In fact, caloric restriction is the only strategy to date that has been scientifically proven to extend the "maximum life span"--the term for the technical limit to life, different in each species.

In humans, the maximum life span runs about 110-120 years. You can inherit great genes, eat well, exercise and always buckle your seat belt, but you just can't rise above that ceiling. Or at least you can't without a CR diet.

CR's effects go beyond longevity. Mental and physical abilities, blood pressure and essentially all physiologic parameters of animals on CR diets match those of chronologically much, much younger creatures.

In the April 1996 issue of the Proceedings of the National Academy of Sciences, one animal study concluded CR produces "increased longevity, reduced pathology and maintenance of physiological function in a more youthful state."

In essence, scientists believe that the CR diet actually slows down the process of aging--extending both youth and life span--although the exact mechanism is not yet clear.

mounting evidence

Biogerontologist and prominent CR researcher Roy Walford, MD, is a University of California, Los Angeles professor of pathology who has researched the physiological predictors of longevity for 30 years. He describes CR in his many books, including Beyond the 120-Year Diet. In the 1999 PBS series Stealing Time, Walford says, "Studies I've done on humans secluded for two years inside Biosphere 2 show quite clearly that the extensive physiologic and biochemical changes seen in CR rodents are also found in CR primates--including humans." He adds, "CR works across the animal kingdom, so it would be surprising if it didn't work in humans."

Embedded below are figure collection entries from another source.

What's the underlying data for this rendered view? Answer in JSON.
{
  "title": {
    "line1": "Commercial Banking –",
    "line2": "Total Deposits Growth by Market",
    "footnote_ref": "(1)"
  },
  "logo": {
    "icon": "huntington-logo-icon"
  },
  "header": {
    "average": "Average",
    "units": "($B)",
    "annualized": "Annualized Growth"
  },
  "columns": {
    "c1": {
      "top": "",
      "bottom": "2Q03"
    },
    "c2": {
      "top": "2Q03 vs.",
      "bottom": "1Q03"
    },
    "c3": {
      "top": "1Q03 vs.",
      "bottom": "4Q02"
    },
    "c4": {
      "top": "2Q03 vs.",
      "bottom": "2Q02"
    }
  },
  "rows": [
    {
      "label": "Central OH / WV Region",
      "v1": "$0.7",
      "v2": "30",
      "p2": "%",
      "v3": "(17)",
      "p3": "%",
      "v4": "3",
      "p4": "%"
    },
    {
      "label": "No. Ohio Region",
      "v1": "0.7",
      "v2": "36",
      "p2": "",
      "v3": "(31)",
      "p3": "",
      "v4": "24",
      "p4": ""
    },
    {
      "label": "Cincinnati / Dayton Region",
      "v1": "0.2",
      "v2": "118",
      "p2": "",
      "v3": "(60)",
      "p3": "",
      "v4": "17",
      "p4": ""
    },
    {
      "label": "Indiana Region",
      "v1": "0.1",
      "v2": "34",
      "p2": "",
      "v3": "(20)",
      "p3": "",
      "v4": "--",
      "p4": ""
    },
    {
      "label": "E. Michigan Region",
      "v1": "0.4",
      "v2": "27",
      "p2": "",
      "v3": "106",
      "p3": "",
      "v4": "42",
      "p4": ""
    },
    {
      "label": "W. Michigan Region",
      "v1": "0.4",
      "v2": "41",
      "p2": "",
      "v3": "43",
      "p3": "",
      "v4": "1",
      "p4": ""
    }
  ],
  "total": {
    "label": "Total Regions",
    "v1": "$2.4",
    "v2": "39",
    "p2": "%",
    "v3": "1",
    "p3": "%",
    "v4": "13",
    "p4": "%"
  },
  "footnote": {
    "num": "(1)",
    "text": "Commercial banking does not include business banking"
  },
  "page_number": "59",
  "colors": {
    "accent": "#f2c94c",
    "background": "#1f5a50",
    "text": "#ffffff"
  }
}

Okinawa, Japan, constitutes a living example. Okinawans have the world's longest average life span--and eat 40 percent fewer calories than Americans and 17 percent fewer than the average Japanese citizen.

Recently, the National Institute of Aging's George Roth, PhD, and colleagues concluded that the same biological markers produced in CR animals are evident in the men who are living longest in a continuing study in Baltimore on aging. These predictive "bio-markers" include lower levels of blood glucose and insulin, reduced body temperature, less fat in the blood, more high-density lipoprotein--HDL, the good cholesterol--and a steady level of dehydroepiandrosterone (DHEA), a steroid hormone.

"This means that the biological characteristics of animals on CR diets seem to apply to longevity in people," says Roth, who coauthored the study in the August 2, 2002 issue of Science.

starving?

Of course, those not fond of nouvelle cuisine will want to know just how many years a CR diet will add to their lives. "Calorie restriction has extended the 39-month maximum life span of mice to an impressive 56 months, which corresponds proportionally to a 158-year-old human," says Walford. Science, it seems, has found the first authentic fountain of youth.

Still, most people may simply refuse to eat less--even if it means they will live to 120 or more--holding out for a miracle "CR drug." The May 24, 2002 Journal of Biological Chemistry reports that genetic manipulations can create the same effect as calorie restriction. The study's author, Harvard University researcher David Sinclair, PhD, says, "What we really want to do is to be able to mimic calorie restriction without having to starve ourselves."

Researchers say an actual CR drug, including potential side effects, may be a long way off. You must decide if you can really afford to wait--aging all the while.